Login ¬







  Menu ¬

Fun'n'Games >> Amusing Anecdotes >> You'd Think I'd Learn (part 2)

You'd Think I'd Learn (part 2)

A true story of hunger, fatigue, disillusionment, faulty train information screens, the near crossing of an international boundary, and free beer.
By Senior Dipsomaniac Dave Priestley

(ok, so I lied about the free beer...)

The date was Wednesday, 4 September, 2002. Almost a year had passed since my morning of woe the previous November, an experience I planned never to repeat. The Dipsomania Society Pub Crawl would be taking place that upcoming Saturday, and I was once again nowhere near Wallasey.

I was, in fact, in 5 Belle Vue Crescent, Ashbrooke, Sunderland, Tyne and Wear SR2 7SH, which is, according to the AA's website, a distance of 178.4 miles from my destination - Peggy Gadfly's Public House, 93 Victoria Road, New Brighton, Wallasey, Merseyside CH45 2JB. And once again, I had to go by train. I provide a map for demonstrative purposes.

Map
As you can see here, it does not take a degree in navigation to work out that I did indeed have some distance to cover
This time, however, I had thought ahead. I was not to be making a foolish cross-country attempt on the morning of the pub crawl, oh no. I was to travel, three days in advance, in the late summer utopia created annually when the rugrats go back to school. With no hormonal adolescent banter for me to tolerate, it should have been a pleasant and relaxing journey.

The time was 1030 BST. According to the train timetables, the journey should take me almost exactly five hours from house to pub. I always need a pint after a long journey. Hang on, I always need one after any journey!

I left the house, smiled as I saw the glorious sunshine and walked jauntily towards Sunderland train station. As I walked down the stairs to the platform, I was informed via tannoy that "the 1100 service to Gateshead MetroCentre is running approximately 10 minutes late". I was getting quite used to such setbacks, and awaited the arrival of the delayed train.

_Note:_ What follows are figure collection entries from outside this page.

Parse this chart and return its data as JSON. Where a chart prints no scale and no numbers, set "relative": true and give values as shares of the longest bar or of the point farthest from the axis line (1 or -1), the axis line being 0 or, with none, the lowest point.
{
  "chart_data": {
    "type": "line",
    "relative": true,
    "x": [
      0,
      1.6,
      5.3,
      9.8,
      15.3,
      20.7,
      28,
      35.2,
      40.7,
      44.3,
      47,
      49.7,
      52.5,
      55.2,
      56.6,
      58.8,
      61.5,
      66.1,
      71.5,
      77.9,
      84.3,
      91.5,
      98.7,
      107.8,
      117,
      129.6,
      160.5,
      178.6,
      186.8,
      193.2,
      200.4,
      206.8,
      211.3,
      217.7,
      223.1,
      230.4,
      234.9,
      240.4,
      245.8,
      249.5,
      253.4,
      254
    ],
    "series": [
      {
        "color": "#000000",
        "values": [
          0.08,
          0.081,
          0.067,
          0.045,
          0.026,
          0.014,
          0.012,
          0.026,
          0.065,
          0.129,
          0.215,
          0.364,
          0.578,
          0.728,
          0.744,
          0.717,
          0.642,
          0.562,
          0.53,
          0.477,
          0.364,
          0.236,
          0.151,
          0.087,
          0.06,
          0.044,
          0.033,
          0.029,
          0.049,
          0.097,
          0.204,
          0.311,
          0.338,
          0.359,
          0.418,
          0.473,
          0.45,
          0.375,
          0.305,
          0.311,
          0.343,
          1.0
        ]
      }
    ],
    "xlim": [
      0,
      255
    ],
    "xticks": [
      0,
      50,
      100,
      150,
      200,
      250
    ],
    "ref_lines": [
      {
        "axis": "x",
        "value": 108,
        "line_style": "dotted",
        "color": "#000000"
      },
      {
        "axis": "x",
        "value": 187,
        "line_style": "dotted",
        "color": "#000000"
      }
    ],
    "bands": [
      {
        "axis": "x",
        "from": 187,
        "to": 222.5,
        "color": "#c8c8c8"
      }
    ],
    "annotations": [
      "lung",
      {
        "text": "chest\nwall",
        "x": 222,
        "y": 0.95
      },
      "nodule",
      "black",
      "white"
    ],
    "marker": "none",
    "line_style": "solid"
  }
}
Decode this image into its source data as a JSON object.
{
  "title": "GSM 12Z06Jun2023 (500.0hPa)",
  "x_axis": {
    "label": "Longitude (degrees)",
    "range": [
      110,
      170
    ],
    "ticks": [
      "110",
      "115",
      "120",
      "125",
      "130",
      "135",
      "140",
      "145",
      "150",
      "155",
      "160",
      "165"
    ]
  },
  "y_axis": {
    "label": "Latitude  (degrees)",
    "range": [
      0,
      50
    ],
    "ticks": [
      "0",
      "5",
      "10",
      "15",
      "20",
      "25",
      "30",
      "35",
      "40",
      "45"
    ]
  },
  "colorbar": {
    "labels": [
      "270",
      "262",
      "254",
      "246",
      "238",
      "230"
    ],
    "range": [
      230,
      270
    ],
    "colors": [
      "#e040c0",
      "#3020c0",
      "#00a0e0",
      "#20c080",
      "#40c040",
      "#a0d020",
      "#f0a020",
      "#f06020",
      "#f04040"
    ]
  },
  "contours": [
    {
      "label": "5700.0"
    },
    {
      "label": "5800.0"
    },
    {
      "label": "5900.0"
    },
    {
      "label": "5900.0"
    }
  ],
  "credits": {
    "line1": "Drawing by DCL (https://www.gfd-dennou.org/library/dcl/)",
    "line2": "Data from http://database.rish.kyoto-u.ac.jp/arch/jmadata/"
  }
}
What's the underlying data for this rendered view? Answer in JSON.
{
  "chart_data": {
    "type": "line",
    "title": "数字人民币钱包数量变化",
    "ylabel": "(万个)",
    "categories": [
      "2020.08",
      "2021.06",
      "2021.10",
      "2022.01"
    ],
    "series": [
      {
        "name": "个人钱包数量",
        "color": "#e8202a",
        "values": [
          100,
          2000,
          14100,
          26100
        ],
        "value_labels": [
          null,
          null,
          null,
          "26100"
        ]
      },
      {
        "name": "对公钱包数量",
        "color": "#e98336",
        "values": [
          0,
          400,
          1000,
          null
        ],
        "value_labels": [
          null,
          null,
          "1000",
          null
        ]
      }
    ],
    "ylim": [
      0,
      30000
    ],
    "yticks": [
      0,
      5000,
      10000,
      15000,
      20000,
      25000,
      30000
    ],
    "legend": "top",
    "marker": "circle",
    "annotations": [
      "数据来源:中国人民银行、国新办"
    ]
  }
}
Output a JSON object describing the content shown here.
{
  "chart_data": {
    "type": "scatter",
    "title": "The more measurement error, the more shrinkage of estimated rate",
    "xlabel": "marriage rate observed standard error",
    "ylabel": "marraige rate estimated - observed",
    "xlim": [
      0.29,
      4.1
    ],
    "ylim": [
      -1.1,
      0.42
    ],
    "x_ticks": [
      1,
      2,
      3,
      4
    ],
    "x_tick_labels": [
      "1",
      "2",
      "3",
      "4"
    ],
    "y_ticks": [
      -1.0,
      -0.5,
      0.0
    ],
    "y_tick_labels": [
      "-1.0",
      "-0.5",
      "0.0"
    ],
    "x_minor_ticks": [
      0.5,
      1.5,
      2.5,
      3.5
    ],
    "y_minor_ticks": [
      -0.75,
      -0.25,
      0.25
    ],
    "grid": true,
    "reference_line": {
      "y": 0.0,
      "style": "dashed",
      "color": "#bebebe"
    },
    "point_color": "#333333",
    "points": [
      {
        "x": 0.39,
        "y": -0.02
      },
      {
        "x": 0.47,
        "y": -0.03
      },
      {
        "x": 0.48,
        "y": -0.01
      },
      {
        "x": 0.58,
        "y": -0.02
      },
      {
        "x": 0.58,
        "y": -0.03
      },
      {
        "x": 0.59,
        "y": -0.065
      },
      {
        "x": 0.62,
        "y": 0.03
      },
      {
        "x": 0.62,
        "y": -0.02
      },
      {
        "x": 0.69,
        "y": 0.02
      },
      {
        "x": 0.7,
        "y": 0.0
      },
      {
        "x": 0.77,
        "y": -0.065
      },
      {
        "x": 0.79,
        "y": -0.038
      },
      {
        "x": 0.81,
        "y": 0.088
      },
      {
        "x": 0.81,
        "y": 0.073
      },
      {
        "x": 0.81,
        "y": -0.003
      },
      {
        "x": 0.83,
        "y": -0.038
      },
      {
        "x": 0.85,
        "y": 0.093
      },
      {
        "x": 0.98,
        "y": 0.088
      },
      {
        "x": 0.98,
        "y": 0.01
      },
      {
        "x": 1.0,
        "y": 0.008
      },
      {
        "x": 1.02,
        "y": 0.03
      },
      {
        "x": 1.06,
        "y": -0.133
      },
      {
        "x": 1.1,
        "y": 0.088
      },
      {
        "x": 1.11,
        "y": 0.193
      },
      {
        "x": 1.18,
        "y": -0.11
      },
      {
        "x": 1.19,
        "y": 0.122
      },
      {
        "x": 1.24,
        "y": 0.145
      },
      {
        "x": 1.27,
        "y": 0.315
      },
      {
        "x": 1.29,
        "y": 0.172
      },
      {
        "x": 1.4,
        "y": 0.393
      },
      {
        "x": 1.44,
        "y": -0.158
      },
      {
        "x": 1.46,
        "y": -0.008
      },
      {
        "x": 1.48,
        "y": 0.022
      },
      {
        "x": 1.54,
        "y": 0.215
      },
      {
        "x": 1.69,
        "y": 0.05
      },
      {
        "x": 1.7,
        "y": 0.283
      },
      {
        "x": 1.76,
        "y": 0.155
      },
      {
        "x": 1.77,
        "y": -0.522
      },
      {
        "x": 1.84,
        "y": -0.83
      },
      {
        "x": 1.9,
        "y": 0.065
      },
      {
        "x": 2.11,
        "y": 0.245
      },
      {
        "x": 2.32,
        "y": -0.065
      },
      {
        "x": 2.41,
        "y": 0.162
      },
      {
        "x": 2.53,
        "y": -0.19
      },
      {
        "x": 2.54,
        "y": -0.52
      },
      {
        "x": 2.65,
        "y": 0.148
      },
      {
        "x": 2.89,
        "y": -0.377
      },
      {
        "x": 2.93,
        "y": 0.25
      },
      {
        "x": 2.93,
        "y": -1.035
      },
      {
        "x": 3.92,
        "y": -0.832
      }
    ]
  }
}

As I alighted the train at Newcastle, I was astonished to see that despite my late arrival I had not missed my connection to York. Maybe the journey would not be so bad, after all! I rushed over to Platform 2 and embarked the very modern-looking Virgin Voyager. No sooner had I sat down than I was overcome by a distinct feeling of all not being well. You know the feeling, it's that one you get when you are waiting outside the headmaster's office at school. Thinking logically, I deduced that every other time I had previously got the train to York from Newcastle I had done so from Platform 3. I also mentally remarked on the fact that the train appeared to be pointing the wrong way. I surreptitiously looked around me in search of reassurance, and then I saw it. The sign on the window.
LONDON KINGS CROSS to INVERNESS
I don't know what the other passengers thought as I hurriedly picked up my bag and jumped back off the train again, but at that moment I didn't particularly care. At least two of them jumped off after me, so I must have done them a favour.

For anyone whose geography isn't too hot, Inverness is in Scotland, and not far off directly in the opposite direction than I wanted to go. Admittedly, even if I hadn't realised in time I would still have been able to escape at Berwick-upon-Tweed, but that's not really the point.

I went back to the information screen and realised to my disgust that the staff in charge of the monitors had mixed up the departures and arrivals boards. Trains do not depart to a place called "Terminates Here", nor do they arrive ten minutes after they leave. There was no doubt about it, I could have been humiliatingly misplaced through no fault of my own. I had got on the train FROM Kings Cross instead of TO Kings Cross. And while I am not a king, except maybe of bad puns, I was indeed very cross.

During this time, I had missed my actual connection, and then had to wait for half an hour. Grrrrrrrr. After getting on the next train to/from Edinburgh, I was happy to find that I was indeed pointing at York, where I once again had to change. I promised myself a pint in Cooper's, the train station's overly-priced but conveniently handy pub. The thought of the succulent nectar trickling down my throat brightened my mood considerably throughout the journey, only for my hopes to be dashed when I saw that I only had eight minutes until the Liverpool train was due. So I waited for the TransPennine Express service to amble along... and was then subjected to another announcement that it was running late. HellFire! Eternal Damnation! Arse!

By this time, there was a train to Leeds due in ten minutes, so I opted to hop on that rather than wait around. As if by magic, the train towards Blackpool turned up almost on time and got to Leeds without any undue ado, despite the best efforts of the obligatory smelly old man in the seat next to me, which gave me a clear 90 seconds in which to run the half mile to the other platform in time for the Liverpool train which had somehow gained on us throughout the trip. Needless to say, my legs aren't what they used to be, and I gave up and started walking breathily after a few energetic strides. By the time I got there, it had left four minutes ago.

I was going to have to get on the next train to Manchester, and trust the local service to get me to Liverpool from there. This journey was really NOT going according to plan.